The Dutch government wants to use open standards for interoperability, and open source to foster independence, lower costs and strengthen local development (services instead of licences). Open standards are fundamentally essential for interoperability. The Dutch ‘standard’ government desktop plan demonstrates to governments that interoperability can also be achieved with an imposed, top-down mono-culture. Give everyone the same software, and information can be conveniently exchanged.

However, the price of a mono-culture is high, both directly in money and in less quantifiable aspects such as security problems and an extreme dependence on a few foreign private companies. The latter is especially difficult to reconcile with the idea of a sovereign nation and a government that is democratically accountable. Surely our governments would wish to avoid relying on foreign companies to control the connectivity of our information databases in some nebulous “computer cloud”?

The crucial point is that even in this cloud, the hardware does not belong to the government nor is it possibly even on Dutch soil. The hardware can be located anywhere in the world, and therefore subject to multiple legal regimes beyond the Dutch government’s control (or indeed, accountability).

Much of the Web 2.0 knowledge for the Dutch government and discussions about this are held on ning.com servers, and the consensus is that it would be pretty difficult to migrate away from there.

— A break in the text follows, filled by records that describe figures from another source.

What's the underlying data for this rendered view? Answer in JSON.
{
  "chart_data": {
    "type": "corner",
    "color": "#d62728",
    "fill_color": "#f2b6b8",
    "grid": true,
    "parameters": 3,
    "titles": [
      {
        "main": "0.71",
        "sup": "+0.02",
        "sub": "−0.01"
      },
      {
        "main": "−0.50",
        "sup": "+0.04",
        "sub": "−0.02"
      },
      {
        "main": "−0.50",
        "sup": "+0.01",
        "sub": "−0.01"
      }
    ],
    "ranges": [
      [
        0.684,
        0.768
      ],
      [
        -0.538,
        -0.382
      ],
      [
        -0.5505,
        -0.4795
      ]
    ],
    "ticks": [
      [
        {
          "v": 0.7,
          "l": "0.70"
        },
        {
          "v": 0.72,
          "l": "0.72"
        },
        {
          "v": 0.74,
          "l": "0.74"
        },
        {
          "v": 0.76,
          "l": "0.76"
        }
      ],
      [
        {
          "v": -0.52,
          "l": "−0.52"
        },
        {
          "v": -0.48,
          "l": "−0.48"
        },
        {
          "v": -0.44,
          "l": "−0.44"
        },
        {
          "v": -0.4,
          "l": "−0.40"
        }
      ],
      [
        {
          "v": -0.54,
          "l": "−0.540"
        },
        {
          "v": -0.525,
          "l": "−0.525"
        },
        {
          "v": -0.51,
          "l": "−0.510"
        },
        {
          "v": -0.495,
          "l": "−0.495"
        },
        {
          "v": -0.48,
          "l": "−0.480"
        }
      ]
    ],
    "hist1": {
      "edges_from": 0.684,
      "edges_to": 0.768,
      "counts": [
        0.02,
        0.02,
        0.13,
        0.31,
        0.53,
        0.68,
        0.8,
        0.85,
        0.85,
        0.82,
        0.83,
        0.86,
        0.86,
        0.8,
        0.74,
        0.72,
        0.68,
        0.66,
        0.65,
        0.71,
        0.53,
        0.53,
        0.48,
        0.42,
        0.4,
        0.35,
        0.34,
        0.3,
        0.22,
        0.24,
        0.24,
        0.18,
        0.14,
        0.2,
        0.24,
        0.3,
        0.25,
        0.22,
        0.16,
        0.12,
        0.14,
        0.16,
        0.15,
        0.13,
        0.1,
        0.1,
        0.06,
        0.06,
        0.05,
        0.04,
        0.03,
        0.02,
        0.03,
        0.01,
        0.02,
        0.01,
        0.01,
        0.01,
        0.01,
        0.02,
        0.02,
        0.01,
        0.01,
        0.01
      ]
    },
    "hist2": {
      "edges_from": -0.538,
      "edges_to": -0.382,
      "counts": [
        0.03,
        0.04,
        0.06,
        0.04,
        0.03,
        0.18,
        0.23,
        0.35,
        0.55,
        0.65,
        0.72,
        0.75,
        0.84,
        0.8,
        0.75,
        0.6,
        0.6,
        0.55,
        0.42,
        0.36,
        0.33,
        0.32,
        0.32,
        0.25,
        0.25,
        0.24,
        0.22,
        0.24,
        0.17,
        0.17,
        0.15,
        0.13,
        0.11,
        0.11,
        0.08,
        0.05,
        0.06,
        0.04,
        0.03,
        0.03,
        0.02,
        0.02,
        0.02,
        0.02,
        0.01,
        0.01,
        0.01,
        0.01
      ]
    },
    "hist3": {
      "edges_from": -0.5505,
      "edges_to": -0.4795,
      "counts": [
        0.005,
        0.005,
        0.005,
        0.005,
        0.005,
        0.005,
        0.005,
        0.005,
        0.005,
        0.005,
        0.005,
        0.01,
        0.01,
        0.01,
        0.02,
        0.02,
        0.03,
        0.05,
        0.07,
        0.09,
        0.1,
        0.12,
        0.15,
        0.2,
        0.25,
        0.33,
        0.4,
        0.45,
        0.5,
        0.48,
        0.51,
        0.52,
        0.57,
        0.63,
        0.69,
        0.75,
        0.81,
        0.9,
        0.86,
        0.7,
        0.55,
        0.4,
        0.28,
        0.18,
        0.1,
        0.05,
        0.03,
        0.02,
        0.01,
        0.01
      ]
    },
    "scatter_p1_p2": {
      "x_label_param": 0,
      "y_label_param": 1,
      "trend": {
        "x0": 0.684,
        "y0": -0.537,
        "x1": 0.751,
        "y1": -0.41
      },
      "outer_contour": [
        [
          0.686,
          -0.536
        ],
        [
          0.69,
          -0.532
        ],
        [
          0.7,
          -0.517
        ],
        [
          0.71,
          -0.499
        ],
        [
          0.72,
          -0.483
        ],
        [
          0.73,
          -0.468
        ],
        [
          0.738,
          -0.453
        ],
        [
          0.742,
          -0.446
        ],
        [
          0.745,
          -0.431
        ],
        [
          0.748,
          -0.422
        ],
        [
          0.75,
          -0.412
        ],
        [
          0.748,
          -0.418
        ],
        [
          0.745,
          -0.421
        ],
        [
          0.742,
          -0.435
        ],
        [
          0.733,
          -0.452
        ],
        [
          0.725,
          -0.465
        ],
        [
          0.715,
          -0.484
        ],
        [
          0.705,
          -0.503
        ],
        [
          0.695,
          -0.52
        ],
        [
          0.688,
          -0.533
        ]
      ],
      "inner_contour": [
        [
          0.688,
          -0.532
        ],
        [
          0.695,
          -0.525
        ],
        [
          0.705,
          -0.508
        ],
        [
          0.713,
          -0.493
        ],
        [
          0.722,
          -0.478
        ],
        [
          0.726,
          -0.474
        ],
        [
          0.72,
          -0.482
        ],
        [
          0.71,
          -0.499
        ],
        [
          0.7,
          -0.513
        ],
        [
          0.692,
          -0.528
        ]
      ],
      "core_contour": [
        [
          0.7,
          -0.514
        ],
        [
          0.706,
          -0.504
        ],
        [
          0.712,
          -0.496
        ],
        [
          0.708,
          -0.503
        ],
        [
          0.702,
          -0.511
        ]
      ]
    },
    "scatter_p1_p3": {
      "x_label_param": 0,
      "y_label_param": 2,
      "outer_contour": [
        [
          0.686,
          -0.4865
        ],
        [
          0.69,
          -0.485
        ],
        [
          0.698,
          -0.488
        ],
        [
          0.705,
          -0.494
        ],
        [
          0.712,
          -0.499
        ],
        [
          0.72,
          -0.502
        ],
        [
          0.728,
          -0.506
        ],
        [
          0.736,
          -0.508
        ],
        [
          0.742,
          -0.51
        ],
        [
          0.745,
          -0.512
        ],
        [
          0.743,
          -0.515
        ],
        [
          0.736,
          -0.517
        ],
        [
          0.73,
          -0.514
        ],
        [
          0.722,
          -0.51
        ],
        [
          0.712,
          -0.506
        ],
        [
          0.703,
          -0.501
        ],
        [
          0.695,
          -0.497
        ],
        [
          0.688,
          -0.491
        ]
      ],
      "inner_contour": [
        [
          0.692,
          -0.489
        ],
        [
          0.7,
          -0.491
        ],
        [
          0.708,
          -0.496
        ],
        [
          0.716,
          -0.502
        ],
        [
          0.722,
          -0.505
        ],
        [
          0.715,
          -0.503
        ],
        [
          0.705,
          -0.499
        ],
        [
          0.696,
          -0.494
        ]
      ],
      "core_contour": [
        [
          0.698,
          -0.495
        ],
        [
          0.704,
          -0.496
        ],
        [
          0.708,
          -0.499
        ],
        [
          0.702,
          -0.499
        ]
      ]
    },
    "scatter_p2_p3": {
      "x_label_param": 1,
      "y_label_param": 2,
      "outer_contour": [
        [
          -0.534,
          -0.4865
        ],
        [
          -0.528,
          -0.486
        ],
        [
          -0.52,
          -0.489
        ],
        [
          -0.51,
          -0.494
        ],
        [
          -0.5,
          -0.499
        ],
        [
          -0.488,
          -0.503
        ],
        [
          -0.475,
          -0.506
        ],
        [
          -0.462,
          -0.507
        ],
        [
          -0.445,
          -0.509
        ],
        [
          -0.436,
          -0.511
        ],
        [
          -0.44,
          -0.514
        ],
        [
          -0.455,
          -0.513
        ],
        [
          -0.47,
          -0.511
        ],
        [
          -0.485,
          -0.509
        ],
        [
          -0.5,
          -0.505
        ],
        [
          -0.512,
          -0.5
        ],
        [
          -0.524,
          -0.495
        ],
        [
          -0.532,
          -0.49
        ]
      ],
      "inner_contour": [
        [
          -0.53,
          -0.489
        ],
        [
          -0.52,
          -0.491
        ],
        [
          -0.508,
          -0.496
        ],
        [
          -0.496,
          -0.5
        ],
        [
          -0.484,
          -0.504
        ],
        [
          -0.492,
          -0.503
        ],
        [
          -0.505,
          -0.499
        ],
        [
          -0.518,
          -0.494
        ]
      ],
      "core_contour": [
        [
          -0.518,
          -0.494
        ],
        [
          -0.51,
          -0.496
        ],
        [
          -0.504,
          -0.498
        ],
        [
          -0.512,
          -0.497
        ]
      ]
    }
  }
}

Even NOiV, the Dutch open standards and opensource implementation bureau also holds regular discussions on LinkedIn instead of its own XWiki environment. It is only natural that people use what they know. However, bearing in mind not only the objectives of the Policy Document, but also the various Parliamentary Motions on the subject and the earlier decisions of the government itself, cloud computing is a major IT problem. To expect cloud computing to rid us of the issue of  “lock-in” that has been a problem for the last 20 years creates a classic example of ‘out of the frying pan; into the fire ‘.

Our current problems arise from not foreseeing the long-term consequences of our IT choices. We need a separate government IT programme to ensure the freedom of choice that we see as entirely natural in other markets. Unless the cloud computing servers are on Dutch soil and we have access to the code under an open source licence, we shall only go from bad to worse.

The Free Software Foundation has the solution for these problems, a distributed cloud that we can all access. Servers that provide free software designed to guarantee our digital freedom. After all, this is the original intention of the Internet: all equal players in their own cloud.